7th Circuit limits national 'sanctuary cities' injunction to Chicago
The 7th U.S. Circuit Court of Appeals at Chicago has narrowed a nationwide injunction against the Trump administration’s policy withholding grants from alleged “sanctuary cities.”
At the request of U.S. Attorney General Jeff Sessions, the injunction now applies only to Chicago, the case’s plaintiff.
According to Politico, a Justice Department spokesman had previously said the increased use of broad injunctions “creates a dangerous precedent.”
The conflict being litigated arose when the administration attempted to force local jurisdictions to work with federal officials on immigration issues by putting new conditions on DOJ grants.
Last September, U.S. District Judge Harry Leinenweber stopped the Justice Department from putting new conditions on a grant issued to Chicago for law enforcement needs, including vehicles and body cameras, reports the Chicago Sun Times.
The two conditions at issue would have required federal access to “any correctional or detention facility in order to meet with an alien … and inquire as to his or her right to be or remain in the United States,” and a 48-hour warning to federal agents before “an alien in the jurisdiction’s custody” is released.

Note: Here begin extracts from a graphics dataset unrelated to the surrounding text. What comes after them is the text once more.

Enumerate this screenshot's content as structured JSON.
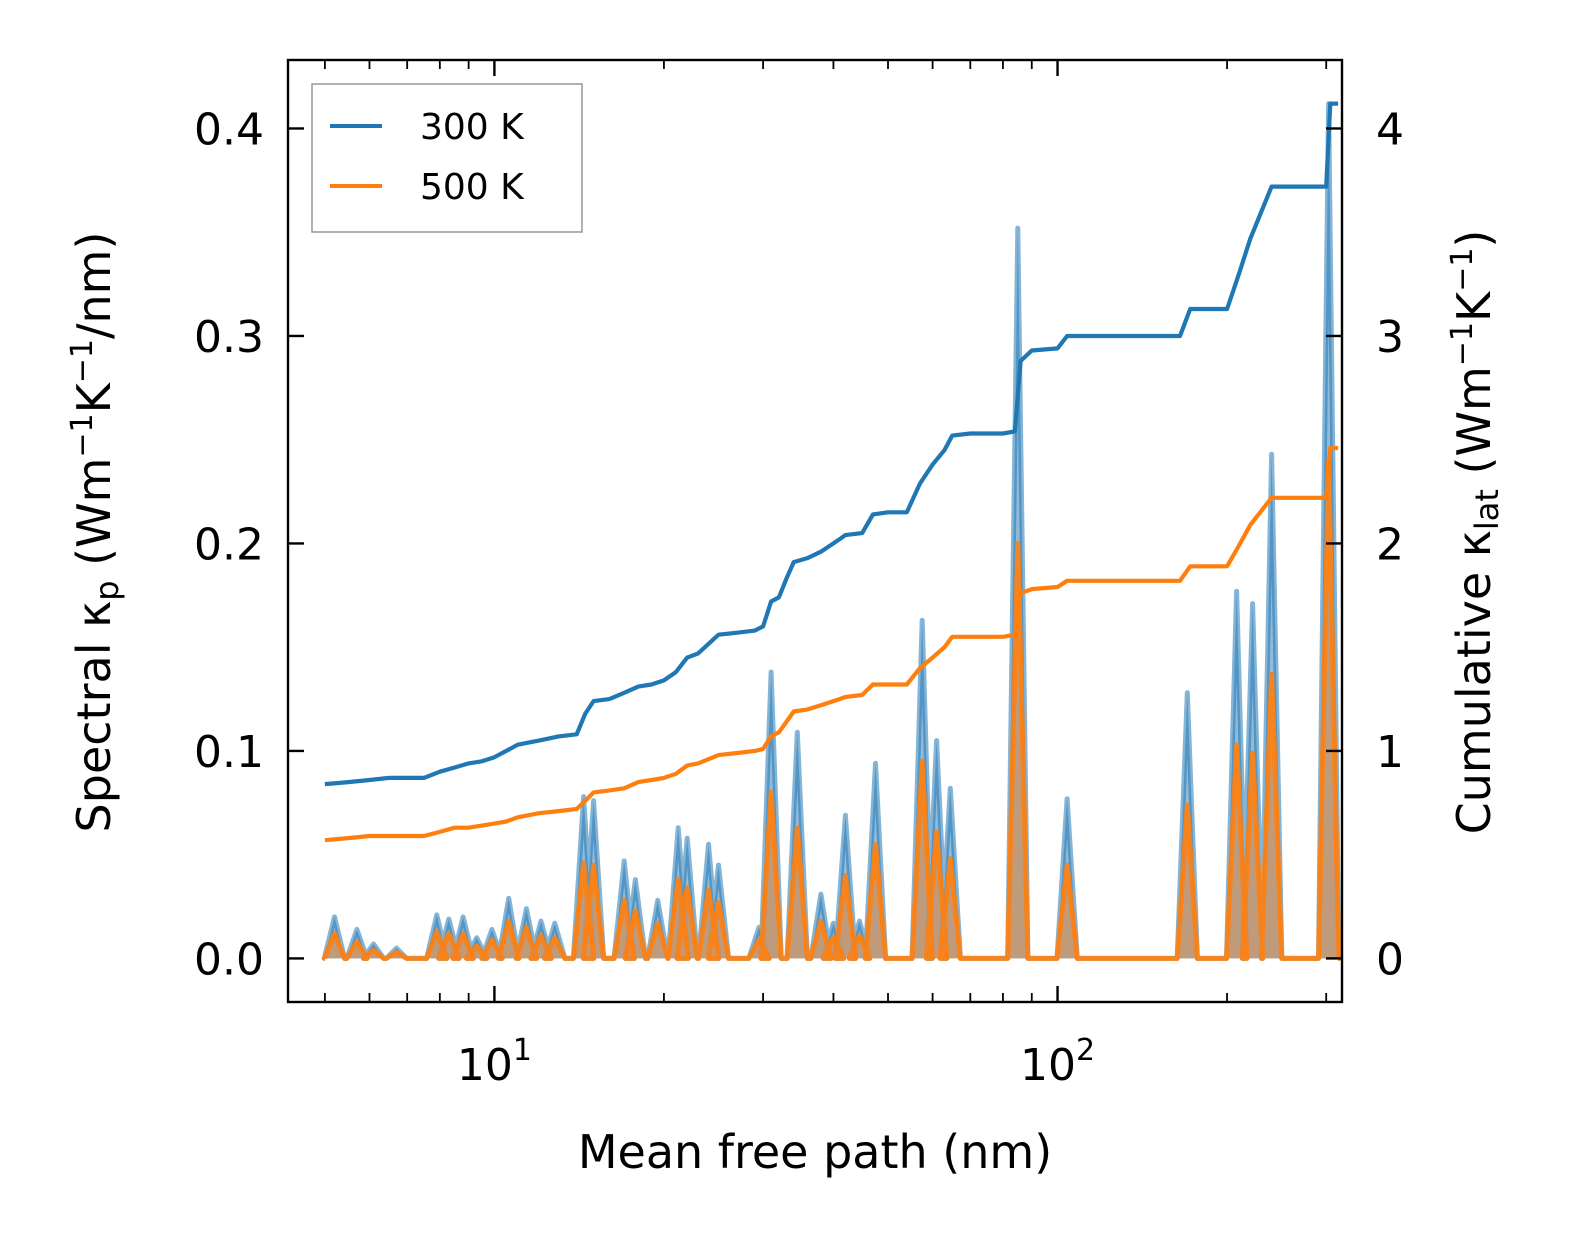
{
  "chart_data": {
    "type": "line",
    "xscale": "log",
    "xlim": [
      4.3,
      320
    ],
    "ylim_left": [
      -0.021,
      0.433
    ],
    "ylim_right": [
      -0.21,
      4.33
    ],
    "xlabel": "Mean free path (nm)",
    "ylabel_left": "Spectral κp (Wm−1K−1/nm)",
    "ylabel_right": "Cumulative κlat (Wm−1K−1)",
    "y_left_ticks": [
      0.0,
      0.1,
      0.2,
      0.3,
      0.4
    ],
    "y_left_tick_labels": [
      "0.0",
      "0.1",
      "0.2",
      "0.3",
      "0.4"
    ],
    "y_right_ticks": [
      0,
      1,
      2,
      3,
      4
    ],
    "y_right_tick_labels": [
      "0",
      "1",
      "2",
      "3",
      "4"
    ],
    "x_major_ticks": [
      10,
      100
    ],
    "x_major_tick_labels": [
      "10",
      "10"
    ],
    "x_major_tick_exponents": [
      "1",
      "2"
    ],
    "x_minor_ticks": [
      5,
      6,
      7,
      8,
      9,
      20,
      30,
      40,
      50,
      60,
      70,
      80,
      90,
      200,
      300
    ],
    "legend": {
      "position": "top-left",
      "entries": [
        "300 K",
        "500 K"
      ]
    },
    "colors": {
      "300K": "#1f77b4",
      "500K": "#ff7f0e",
      "fill_300K": "#6fa4cc",
      "fill_500K": "#c8956a"
    },
    "series": [
      {
        "name": "300 K",
        "axis": "right",
        "kind": "cumulative",
        "points": [
          [
            5.0,
            0.84
          ],
          [
            5.5,
            0.85
          ],
          [
            6.0,
            0.86
          ],
          [
            6.5,
            0.87
          ],
          [
            7.5,
            0.87
          ],
          [
            8.0,
            0.9
          ],
          [
            8.5,
            0.92
          ],
          [
            9.0,
            0.94
          ],
          [
            9.5,
            0.95
          ],
          [
            10.0,
            0.97
          ],
          [
            10.5,
            1.0
          ],
          [
            11.0,
            1.03
          ],
          [
            12.0,
            1.05
          ],
          [
            13.0,
            1.07
          ],
          [
            14.0,
            1.08
          ],
          [
            14.5,
            1.18
          ],
          [
            15.0,
            1.24
          ],
          [
            16.0,
            1.25
          ],
          [
            17.0,
            1.28
          ],
          [
            18.0,
            1.31
          ],
          [
            19.0,
            1.32
          ],
          [
            20.0,
            1.34
          ],
          [
            21.0,
            1.38
          ],
          [
            22.0,
            1.45
          ],
          [
            23.0,
            1.47
          ],
          [
            25.0,
            1.56
          ],
          [
            27.0,
            1.57
          ],
          [
            29.0,
            1.58
          ],
          [
            30.0,
            1.6
          ],
          [
            31.0,
            1.72
          ],
          [
            32.0,
            1.74
          ],
          [
            33.0,
            1.83
          ],
          [
            34.0,
            1.91
          ],
          [
            36.0,
            1.93
          ],
          [
            38.0,
            1.96
          ],
          [
            40.0,
            2.0
          ],
          [
            41.0,
            2.02
          ],
          [
            42.0,
            2.04
          ],
          [
            45.0,
            2.05
          ],
          [
            47.0,
            2.14
          ],
          [
            50.0,
            2.15
          ],
          [
            54.0,
            2.15
          ],
          [
            57.0,
            2.29
          ],
          [
            60.0,
            2.38
          ],
          [
            63.0,
            2.45
          ],
          [
            65.0,
            2.52
          ],
          [
            70.0,
            2.53
          ],
          [
            80.0,
            2.53
          ],
          [
            84.0,
            2.54
          ],
          [
            86.0,
            2.88
          ],
          [
            90.0,
            2.93
          ],
          [
            100.0,
            2.94
          ],
          [
            104.0,
            3.0
          ],
          [
            120.0,
            3.0
          ],
          [
            150.0,
            3.0
          ],
          [
            165.0,
            3.0
          ],
          [
            172.0,
            3.13
          ],
          [
            200.0,
            3.13
          ],
          [
            210.0,
            3.3
          ],
          [
            220.0,
            3.47
          ],
          [
            240.0,
            3.72
          ],
          [
            280.0,
            3.72
          ],
          [
            300.0,
            3.72
          ],
          [
            305.0,
            4.12
          ],
          [
            315.0,
            4.12
          ]
        ]
      },
      {
        "name": "500 K",
        "axis": "right",
        "kind": "cumulative",
        "points": [
          [
            5.0,
            0.57
          ],
          [
            5.5,
            0.58
          ],
          [
            6.0,
            0.59
          ],
          [
            6.5,
            0.59
          ],
          [
            7.5,
            0.59
          ],
          [
            8.0,
            0.61
          ],
          [
            8.5,
            0.63
          ],
          [
            9.0,
            0.63
          ],
          [
            9.5,
            0.64
          ],
          [
            10.0,
            0.65
          ],
          [
            10.5,
            0.66
          ],
          [
            11.0,
            0.68
          ],
          [
            12.0,
            0.7
          ],
          [
            13.0,
            0.71
          ],
          [
            14.0,
            0.72
          ],
          [
            14.5,
            0.76
          ],
          [
            15.0,
            0.8
          ],
          [
            16.0,
            0.81
          ],
          [
            17.0,
            0.82
          ],
          [
            18.0,
            0.85
          ],
          [
            19.0,
            0.86
          ],
          [
            20.0,
            0.87
          ],
          [
            21.0,
            0.89
          ],
          [
            22.0,
            0.93
          ],
          [
            23.0,
            0.94
          ],
          [
            25.0,
            0.98
          ],
          [
            27.0,
            0.99
          ],
          [
            29.0,
            1.0
          ],
          [
            30.0,
            1.01
          ],
          [
            31.0,
            1.07
          ],
          [
            32.0,
            1.09
          ],
          [
            33.0,
            1.14
          ],
          [
            34.0,
            1.19
          ],
          [
            36.0,
            1.2
          ],
          [
            38.0,
            1.22
          ],
          [
            40.0,
            1.24
          ],
          [
            41.0,
            1.25
          ],
          [
            42.0,
            1.26
          ],
          [
            45.0,
            1.27
          ],
          [
            47.0,
            1.32
          ],
          [
            50.0,
            1.32
          ],
          [
            54.0,
            1.32
          ],
          [
            57.0,
            1.4
          ],
          [
            60.0,
            1.45
          ],
          [
            63.0,
            1.5
          ],
          [
            65.0,
            1.55
          ],
          [
            70.0,
            1.55
          ],
          [
            80.0,
            1.55
          ],
          [
            84.0,
            1.56
          ],
          [
            86.0,
            1.76
          ],
          [
            90.0,
            1.78
          ],
          [
            100.0,
            1.79
          ],
          [
            104.0,
            1.82
          ],
          [
            120.0,
            1.82
          ],
          [
            150.0,
            1.82
          ],
          [
            165.0,
            1.82
          ],
          [
            172.0,
            1.89
          ],
          [
            200.0,
            1.89
          ],
          [
            210.0,
            1.99
          ],
          [
            220.0,
            2.09
          ],
          [
            240.0,
            2.22
          ],
          [
            280.0,
            2.22
          ],
          [
            300.0,
            2.22
          ],
          [
            305.0,
            2.46
          ],
          [
            315.0,
            2.46
          ]
        ]
      },
      {
        "name": "300 K spectral",
        "axis": "left",
        "kind": "spectral",
        "peaks": [
          [
            5.2,
            0.02
          ],
          [
            5.7,
            0.014
          ],
          [
            6.1,
            0.007
          ],
          [
            6.7,
            0.005
          ],
          [
            7.9,
            0.021
          ],
          [
            8.3,
            0.019
          ],
          [
            8.8,
            0.02
          ],
          [
            9.3,
            0.01
          ],
          [
            9.9,
            0.014
          ],
          [
            10.6,
            0.029
          ],
          [
            11.4,
            0.024
          ],
          [
            12.1,
            0.018
          ],
          [
            12.8,
            0.017
          ],
          [
            14.4,
            0.078
          ],
          [
            15.0,
            0.076
          ],
          [
            17.0,
            0.047
          ],
          [
            17.8,
            0.038
          ],
          [
            19.5,
            0.028
          ],
          [
            21.2,
            0.063
          ],
          [
            22.0,
            0.058
          ],
          [
            24.0,
            0.055
          ],
          [
            25.0,
            0.045
          ],
          [
            29.5,
            0.015
          ],
          [
            31.0,
            0.138
          ],
          [
            34.5,
            0.109
          ],
          [
            38.0,
            0.031
          ],
          [
            40.0,
            0.017
          ],
          [
            42.0,
            0.069
          ],
          [
            44.5,
            0.018
          ],
          [
            47.5,
            0.094
          ],
          [
            57.5,
            0.163
          ],
          [
            61.0,
            0.105
          ],
          [
            64.5,
            0.082
          ],
          [
            85.0,
            0.352
          ],
          [
            104.0,
            0.077
          ],
          [
            170.0,
            0.128
          ],
          [
            208.0,
            0.177
          ],
          [
            222.0,
            0.171
          ],
          [
            240.0,
            0.243
          ],
          [
            303.0,
            0.412
          ]
        ]
      },
      {
        "name": "500 K spectral",
        "axis": "left",
        "kind": "spectral",
        "peaks": [
          [
            5.2,
            0.012
          ],
          [
            5.7,
            0.008
          ],
          [
            6.1,
            0.004
          ],
          [
            6.7,
            0.003
          ],
          [
            7.9,
            0.013
          ],
          [
            8.3,
            0.012
          ],
          [
            8.8,
            0.012
          ],
          [
            9.3,
            0.006
          ],
          [
            9.9,
            0.009
          ],
          [
            10.6,
            0.018
          ],
          [
            11.4,
            0.015
          ],
          [
            12.1,
            0.011
          ],
          [
            12.8,
            0.01
          ],
          [
            14.4,
            0.046
          ],
          [
            15.0,
            0.045
          ],
          [
            17.0,
            0.028
          ],
          [
            17.8,
            0.023
          ],
          [
            19.5,
            0.017
          ],
          [
            21.2,
            0.038
          ],
          [
            22.0,
            0.034
          ],
          [
            24.0,
            0.033
          ],
          [
            25.0,
            0.027
          ],
          [
            29.5,
            0.009
          ],
          [
            31.0,
            0.08
          ],
          [
            34.5,
            0.063
          ],
          [
            38.0,
            0.018
          ],
          [
            40.0,
            0.01
          ],
          [
            42.0,
            0.04
          ],
          [
            44.5,
            0.011
          ],
          [
            47.5,
            0.055
          ],
          [
            57.5,
            0.095
          ],
          [
            61.0,
            0.061
          ],
          [
            64.5,
            0.048
          ],
          [
            85.0,
            0.2
          ],
          [
            104.0,
            0.045
          ],
          [
            170.0,
            0.074
          ],
          [
            208.0,
            0.103
          ],
          [
            222.0,
            0.099
          ],
          [
            240.0,
            0.137
          ],
          [
            303.0,
            0.24
          ]
        ]
      }
    ]
  }
}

While the DOJ has not released an official statement on their website following this ruling, Sessions gave prepared remarks this week in Los Angeles, calling America’s immigration situation a “crisis.” He also called out Libby Schaaf, the mayor of Oakland, and California Attorney General Xavier Becerra for being too lenient on people living in the country without legal paperwork.
In separate cases, federal judges in Philadelphia and San Francisco have also sided against the Department of Justice’s new grant conditions.
The case in the 7th Circuit will be heard by the full bench on Sept. 6.